Kementerian Lingkungan Hidup dan Kehutanan (LHK), berencana merevisi Peraturan Pemerintah (PP) Nomor 71 Tahun 2014 tentang kebijakan perlindungan dan pengelolaan ekosistem gambut.
Menteri LHK, Siti Nurbaya mengatakan revisi ini penting untuk mendukung iklim investasi yang kondusif. Langkah revisi diawali dengan pengumpulan rekomendasi dari sejumlah pakar.
“Kami ingin revisi PP gambut sehingga dapat diterima semua kalangan, yakni tidak menyulitkan pengusaha, tanpa mengesampingan keseimbangan ekosistem lingkungan,” kata Menteri di Jakarta pekan lalu.
Ia melanjutkan, harus diakui bahwa sawit maupun hutan tanaman industri berkontribusi besar terhadap pertumbuhan ekonomi Indonesia.
Siti menyatakan kepastian apakah PP gambut akan direvisi atau tidak menunggu masukan dari seluruh pemangku kepentingan. Namun demikian, ia menegaskan dalam pengelolaan sumber daya alam harus menyeimbangkan antara faktor konservasi dan ekonomi.
“Perspektif konservasi harus tinggi (dalam pengelolaan lahan) tapi perspektif ekonomi juga harus diked‎epankan. Untuk mencapai pertumbuhan ekonomi tidak harus dihambat konservasi,” katanya.
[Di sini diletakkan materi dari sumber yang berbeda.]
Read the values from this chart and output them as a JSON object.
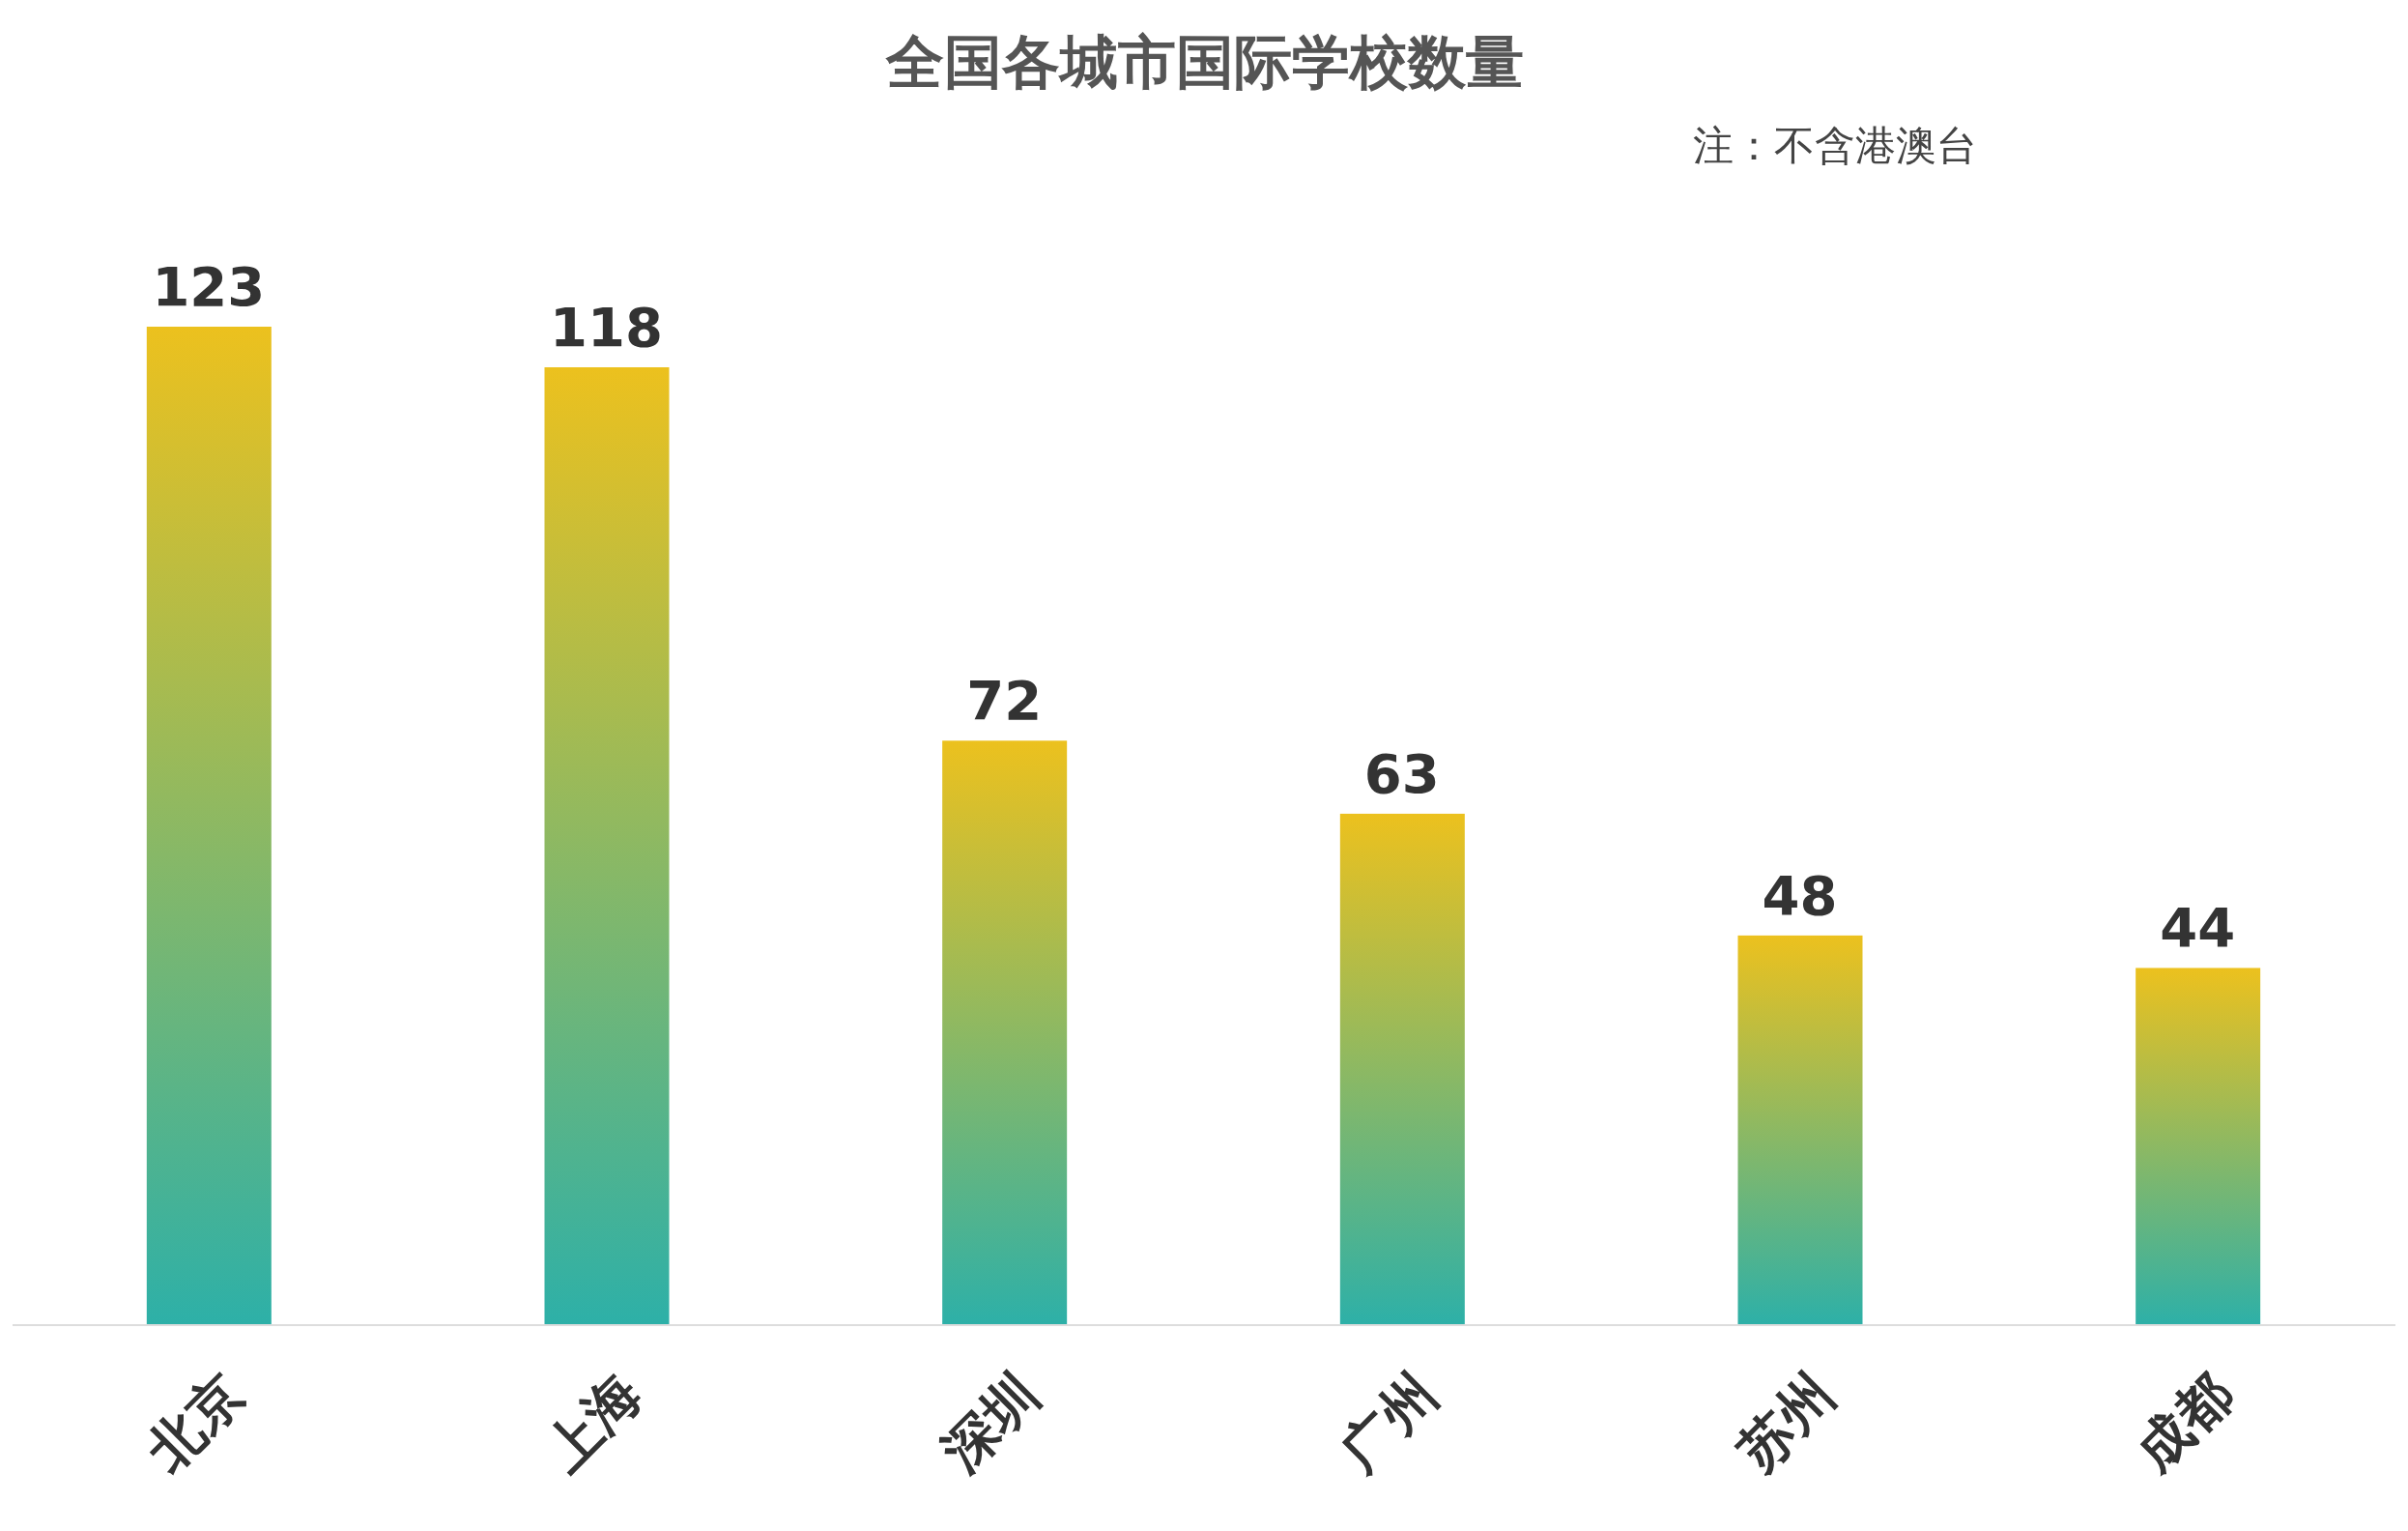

Sekjen Kementerian LHK Hadi Daryanto menyatakan, praktik terbaik yang sudah dilakukan di lahan gambut akan dijadikan rujukan untuk evaluasi PP gambut.
Hadi menyatakan ‎pemerintah juga memperdalam kajian ilmiah untuk memastikan sumberdaya gambut bisa dikelola secara berkelanjutan. “Di lapangan ada bukti lahan gambut bisa dikelola dengan baik,” tegas Hadi.
Dia melanjutkan, kajian ilmiah akan terus dilakukan sehingga bisa menjadi dasar kebijakan pengelolaan gambut, dengan melibatkan Badan Litbang Kementerian LHK serta menggandeng pakar gambut.
Ketua Himpunan Gambut Indonesia Supiandi Sabiham menyatakan, ketentuan dalam PP gambut yang membatasi muka air tidak boleh lebih rendah dari 0,4 meter dari permukaan sulit diterapkan.
Menurut Sabiham, jika mengacu ketentuan tersebut maka seluruh lahan gambut yang dibudidayakan akan dikategorikan rusak. “Hasil kajian juga menunjukkan produksi buah sawit akan turun drastis,” kata Sabiham yang juga guru besar IPB Bogor ini.
Sabiham juga menyatakan Pembatasan muka air gambut 0,4 meter tidak berkorelasi dengan upaya penurunan emisi karbon. “Emisi karbon pada lahan gambut dengan muka air pada rentang 0,4-0,7 meter ternyata tidak memiliki perbedaan secara nyata,” katanya.
Klausul memberatkan pada PP Gambut terutama soal penetapan batas paling rendah muka air gambut 0,4 meter dari permukaan.
Pembatasan tersebut membuat akar kelapa sawit dan pohon akasia di hutan tanaman yang bisa tumbuh lebih dari satu meter bakal terendam dan akhirnya mati.
Jika situasi itu terjadi akan mengancam kelangsungan investasi hutan tanaman yang bisa menimbulkan kerugian hingga Rp103 triliun dan membuat sedikitnya 300.000 tenaga kerja langsung menganggur.
Asosiasi Pengusaha Indonesia (Apindo) mencatat industri berbasis hutan tanaman menyumbang devisa besar, dimana dari pulp dan kertas saja sudah mampu berkontribusi hingga USD5,4 miliar.
Sementara perkebunan sawit dengan nilai investasi Rp136 triliun pun bakal mati dan membuat 340.000 orang kehilangan pekerjaan. Devisa ekspor yang dihasilkan komoditas berbasis kelapa sawit mencapai Rp103,2 triliun.
Oleh karena itu, Anggota Komisi IV Firman Subagyo mengingatkan pemerintah agar menjaga industri-industri unggulan sebab saat ini kondisi ekonomi dunia sedang memburuk. “Industri unggulan harus dipertahankan agar selamat dari krisis,” katanya.